The other reading is that if this is a medical issue, how awful this is to be deprived of proper medical care by being 'duped' into this cult- sure it casts focus on the failings of our medical systems, but the real violence is in the overall lack of social support around intangible conditions which produce stigma when we cannot provide answers. We fear the unknown and so we turn our backs on those who suffer from these phantom episodes; they are like ghosts to us, haunting in their inability to be controlled or understood and carrying a risk too great of undoing the paper-thin facades of stability we have built to get through the day. So, in a sense, the cult still winds up looking pretty good, again raising the same question... this is the best we can do?
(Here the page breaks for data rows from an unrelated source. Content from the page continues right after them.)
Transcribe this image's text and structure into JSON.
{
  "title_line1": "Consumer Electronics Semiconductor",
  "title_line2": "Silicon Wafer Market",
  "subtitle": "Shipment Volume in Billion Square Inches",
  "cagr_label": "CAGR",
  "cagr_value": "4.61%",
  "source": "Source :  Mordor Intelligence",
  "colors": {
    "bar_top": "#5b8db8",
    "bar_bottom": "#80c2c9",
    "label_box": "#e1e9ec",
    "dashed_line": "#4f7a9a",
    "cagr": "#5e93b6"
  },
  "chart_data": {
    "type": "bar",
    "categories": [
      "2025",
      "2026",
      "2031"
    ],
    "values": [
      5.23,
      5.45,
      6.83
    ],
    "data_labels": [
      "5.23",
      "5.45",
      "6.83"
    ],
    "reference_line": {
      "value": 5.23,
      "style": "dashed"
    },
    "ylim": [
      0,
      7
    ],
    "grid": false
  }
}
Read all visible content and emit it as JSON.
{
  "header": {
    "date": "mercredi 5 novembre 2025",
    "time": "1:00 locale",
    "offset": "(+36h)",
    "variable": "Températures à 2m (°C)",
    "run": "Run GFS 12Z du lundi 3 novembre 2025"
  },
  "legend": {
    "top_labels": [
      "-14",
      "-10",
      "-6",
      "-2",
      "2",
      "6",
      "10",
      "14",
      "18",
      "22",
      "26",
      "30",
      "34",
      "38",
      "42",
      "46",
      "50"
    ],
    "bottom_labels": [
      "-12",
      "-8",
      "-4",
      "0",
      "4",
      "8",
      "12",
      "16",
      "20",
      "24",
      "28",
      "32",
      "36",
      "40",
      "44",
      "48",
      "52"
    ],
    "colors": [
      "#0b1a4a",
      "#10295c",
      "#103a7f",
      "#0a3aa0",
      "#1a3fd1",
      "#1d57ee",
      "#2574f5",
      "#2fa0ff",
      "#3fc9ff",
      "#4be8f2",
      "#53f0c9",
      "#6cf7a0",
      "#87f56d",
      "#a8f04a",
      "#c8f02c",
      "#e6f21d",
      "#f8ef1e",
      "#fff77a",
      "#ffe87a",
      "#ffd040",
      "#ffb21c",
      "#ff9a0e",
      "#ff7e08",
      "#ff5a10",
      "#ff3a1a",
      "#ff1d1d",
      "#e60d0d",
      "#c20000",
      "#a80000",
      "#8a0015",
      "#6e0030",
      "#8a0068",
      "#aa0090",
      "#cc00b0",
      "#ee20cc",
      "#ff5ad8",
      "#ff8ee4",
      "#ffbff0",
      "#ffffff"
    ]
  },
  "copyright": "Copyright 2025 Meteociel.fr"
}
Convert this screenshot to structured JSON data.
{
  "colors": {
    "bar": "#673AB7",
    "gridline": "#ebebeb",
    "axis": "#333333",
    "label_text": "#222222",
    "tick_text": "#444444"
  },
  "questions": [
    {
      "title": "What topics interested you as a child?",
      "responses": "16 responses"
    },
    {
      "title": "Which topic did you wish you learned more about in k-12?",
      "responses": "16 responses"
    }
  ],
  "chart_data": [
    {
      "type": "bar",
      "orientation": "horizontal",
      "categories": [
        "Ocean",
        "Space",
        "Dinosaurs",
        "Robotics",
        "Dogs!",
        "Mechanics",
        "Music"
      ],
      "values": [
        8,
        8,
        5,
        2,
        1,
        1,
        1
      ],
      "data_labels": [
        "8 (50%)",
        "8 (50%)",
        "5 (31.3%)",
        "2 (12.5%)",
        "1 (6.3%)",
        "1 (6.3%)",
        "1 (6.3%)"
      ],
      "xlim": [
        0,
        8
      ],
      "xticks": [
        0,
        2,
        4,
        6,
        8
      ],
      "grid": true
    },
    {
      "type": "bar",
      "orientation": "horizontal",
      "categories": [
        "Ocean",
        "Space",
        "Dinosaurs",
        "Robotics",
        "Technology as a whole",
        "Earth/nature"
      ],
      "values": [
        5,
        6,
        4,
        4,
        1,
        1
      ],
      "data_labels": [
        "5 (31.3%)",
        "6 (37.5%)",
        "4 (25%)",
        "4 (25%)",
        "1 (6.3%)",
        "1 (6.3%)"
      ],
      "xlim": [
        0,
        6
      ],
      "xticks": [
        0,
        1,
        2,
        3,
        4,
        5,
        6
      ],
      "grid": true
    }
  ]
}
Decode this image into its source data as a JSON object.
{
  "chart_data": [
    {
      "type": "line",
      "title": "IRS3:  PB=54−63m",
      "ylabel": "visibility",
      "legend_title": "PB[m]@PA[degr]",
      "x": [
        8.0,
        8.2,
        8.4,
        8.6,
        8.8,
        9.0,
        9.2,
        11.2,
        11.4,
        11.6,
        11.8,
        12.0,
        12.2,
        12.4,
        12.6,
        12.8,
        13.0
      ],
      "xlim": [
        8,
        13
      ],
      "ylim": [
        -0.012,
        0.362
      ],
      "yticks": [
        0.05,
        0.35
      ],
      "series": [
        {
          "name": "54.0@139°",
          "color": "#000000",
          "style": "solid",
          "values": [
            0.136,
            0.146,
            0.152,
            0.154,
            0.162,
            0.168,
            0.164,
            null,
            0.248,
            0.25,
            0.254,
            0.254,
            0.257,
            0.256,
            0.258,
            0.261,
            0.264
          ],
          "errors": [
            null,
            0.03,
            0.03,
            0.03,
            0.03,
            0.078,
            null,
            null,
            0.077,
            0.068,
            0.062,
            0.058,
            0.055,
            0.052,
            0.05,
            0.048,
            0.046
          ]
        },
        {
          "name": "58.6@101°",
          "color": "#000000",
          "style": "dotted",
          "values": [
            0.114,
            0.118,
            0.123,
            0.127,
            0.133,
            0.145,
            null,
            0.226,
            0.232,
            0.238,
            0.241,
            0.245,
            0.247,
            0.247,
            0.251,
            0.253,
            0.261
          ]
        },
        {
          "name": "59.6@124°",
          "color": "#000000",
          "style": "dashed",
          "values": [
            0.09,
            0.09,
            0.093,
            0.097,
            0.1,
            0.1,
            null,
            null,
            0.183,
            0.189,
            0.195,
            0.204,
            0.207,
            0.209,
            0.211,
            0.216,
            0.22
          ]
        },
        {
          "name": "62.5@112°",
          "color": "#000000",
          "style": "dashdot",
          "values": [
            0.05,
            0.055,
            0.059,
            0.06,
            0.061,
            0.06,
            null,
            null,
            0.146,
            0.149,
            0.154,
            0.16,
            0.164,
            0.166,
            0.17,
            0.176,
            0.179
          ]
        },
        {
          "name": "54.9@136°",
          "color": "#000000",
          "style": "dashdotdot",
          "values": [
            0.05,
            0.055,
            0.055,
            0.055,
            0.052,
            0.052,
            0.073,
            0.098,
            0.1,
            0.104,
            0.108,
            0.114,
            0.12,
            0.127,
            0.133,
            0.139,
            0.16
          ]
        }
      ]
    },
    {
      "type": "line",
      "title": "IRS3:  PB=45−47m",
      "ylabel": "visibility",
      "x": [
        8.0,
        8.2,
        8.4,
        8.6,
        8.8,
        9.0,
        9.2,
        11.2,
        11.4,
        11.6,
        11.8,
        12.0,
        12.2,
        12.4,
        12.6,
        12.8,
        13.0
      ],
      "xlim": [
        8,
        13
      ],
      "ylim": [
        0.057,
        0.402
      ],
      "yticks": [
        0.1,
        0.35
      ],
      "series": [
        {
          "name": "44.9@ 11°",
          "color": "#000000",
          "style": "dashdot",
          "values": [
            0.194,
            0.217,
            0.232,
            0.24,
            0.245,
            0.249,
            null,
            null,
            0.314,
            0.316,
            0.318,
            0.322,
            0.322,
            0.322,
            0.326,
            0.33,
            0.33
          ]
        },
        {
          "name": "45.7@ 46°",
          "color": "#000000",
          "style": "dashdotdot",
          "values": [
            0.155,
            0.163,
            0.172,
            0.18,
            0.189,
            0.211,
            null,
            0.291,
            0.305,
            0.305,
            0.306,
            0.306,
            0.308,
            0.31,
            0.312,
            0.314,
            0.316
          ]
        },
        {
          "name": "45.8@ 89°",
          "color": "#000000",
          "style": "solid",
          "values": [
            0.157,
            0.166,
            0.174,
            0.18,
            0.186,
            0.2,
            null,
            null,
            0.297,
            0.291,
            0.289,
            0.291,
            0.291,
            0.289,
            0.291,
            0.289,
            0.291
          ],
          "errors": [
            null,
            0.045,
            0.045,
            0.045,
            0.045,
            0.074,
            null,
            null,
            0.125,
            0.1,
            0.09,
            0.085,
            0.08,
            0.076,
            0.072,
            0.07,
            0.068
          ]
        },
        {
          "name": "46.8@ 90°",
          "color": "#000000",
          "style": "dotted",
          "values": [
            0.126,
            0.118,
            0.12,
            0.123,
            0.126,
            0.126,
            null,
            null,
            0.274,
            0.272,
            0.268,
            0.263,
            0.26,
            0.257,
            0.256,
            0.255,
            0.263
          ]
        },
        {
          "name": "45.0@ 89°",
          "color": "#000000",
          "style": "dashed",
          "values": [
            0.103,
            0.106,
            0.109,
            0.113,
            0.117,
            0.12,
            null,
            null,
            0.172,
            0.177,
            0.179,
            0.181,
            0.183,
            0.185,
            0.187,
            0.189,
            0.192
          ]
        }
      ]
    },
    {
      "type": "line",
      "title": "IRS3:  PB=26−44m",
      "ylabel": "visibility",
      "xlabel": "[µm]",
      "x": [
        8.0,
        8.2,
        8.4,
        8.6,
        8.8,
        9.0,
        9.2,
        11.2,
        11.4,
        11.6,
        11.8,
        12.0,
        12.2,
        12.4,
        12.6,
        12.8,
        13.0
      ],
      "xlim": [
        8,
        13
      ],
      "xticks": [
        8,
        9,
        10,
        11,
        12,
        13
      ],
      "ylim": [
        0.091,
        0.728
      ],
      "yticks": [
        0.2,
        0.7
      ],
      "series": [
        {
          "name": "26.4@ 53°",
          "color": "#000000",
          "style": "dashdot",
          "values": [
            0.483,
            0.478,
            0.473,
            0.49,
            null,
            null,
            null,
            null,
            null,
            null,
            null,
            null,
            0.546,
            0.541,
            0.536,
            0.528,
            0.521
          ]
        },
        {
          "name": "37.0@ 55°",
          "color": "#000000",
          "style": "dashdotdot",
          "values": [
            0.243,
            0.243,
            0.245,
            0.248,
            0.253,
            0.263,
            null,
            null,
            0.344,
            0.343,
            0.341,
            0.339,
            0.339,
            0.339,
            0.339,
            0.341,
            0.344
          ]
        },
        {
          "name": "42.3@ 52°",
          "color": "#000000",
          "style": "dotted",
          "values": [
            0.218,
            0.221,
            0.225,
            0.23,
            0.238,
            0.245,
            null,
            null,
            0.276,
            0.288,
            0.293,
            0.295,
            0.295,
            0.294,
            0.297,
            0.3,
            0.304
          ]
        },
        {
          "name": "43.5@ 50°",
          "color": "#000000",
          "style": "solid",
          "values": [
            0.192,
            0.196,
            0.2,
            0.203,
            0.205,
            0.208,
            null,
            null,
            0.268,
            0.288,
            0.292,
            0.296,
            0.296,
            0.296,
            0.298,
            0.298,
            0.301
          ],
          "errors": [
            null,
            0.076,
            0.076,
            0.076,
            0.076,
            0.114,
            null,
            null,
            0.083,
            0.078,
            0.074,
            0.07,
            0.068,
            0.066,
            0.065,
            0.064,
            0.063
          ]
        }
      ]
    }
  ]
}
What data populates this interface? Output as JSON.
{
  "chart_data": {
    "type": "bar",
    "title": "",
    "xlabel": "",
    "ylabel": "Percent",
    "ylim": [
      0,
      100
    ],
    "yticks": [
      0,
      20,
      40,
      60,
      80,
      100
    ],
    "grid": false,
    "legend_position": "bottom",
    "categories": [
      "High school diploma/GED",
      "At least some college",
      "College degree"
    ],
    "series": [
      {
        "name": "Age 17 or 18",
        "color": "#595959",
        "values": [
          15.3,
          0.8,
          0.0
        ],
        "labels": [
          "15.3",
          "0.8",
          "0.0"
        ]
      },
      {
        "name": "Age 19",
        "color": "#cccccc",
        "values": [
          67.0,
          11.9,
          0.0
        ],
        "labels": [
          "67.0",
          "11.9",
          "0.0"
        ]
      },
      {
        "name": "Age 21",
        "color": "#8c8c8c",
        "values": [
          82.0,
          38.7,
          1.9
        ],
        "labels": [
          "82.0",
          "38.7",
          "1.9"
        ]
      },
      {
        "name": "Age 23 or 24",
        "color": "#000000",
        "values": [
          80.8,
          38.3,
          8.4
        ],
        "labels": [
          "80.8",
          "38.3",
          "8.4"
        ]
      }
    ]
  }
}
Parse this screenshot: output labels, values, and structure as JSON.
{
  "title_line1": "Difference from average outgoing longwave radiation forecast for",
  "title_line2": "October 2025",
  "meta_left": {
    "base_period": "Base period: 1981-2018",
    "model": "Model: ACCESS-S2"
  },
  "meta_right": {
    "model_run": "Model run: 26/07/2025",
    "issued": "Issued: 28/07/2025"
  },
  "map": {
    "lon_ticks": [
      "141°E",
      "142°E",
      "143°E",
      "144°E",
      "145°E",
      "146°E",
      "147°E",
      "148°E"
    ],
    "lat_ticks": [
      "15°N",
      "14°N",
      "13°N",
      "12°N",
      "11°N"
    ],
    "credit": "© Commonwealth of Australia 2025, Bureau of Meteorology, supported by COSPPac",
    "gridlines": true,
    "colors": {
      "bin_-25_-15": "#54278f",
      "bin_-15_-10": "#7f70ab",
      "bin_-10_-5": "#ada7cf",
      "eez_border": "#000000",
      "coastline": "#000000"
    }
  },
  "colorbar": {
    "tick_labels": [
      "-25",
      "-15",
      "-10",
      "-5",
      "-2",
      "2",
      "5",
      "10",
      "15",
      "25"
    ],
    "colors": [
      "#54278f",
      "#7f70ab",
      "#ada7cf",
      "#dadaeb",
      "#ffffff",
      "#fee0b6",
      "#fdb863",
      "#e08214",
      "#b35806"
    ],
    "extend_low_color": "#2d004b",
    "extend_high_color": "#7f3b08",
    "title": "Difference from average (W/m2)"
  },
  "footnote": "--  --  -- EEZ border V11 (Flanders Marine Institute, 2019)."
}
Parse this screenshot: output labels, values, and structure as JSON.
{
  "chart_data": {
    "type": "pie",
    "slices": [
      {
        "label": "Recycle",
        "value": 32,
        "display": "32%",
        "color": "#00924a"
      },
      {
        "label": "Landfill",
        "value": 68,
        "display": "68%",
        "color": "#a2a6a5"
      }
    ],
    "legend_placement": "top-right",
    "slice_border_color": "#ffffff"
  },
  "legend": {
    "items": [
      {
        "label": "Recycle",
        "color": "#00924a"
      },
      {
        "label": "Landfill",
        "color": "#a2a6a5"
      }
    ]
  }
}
Personally, I swallow my skepticism and anger at the cult in this film and commend it, and Moore, for - moral issues and responsibility aside (after all, if we're going by Maslow's hierarchy of needs to assess immediate objectives, physiological safety and emotional/social well-being - here actually tied together!! - trumps ethics) - providing and taking advantage of the only wellwater being offered with a smile. There's something resilient and self-preserving about that choice by Moore that is commendable while reflecting back a very sad situation we are complicit in and victims of, a cycle without answers on how to end, or survive, but a hell of a lot of information on how to experience, if we dare to look in that unsafe direction.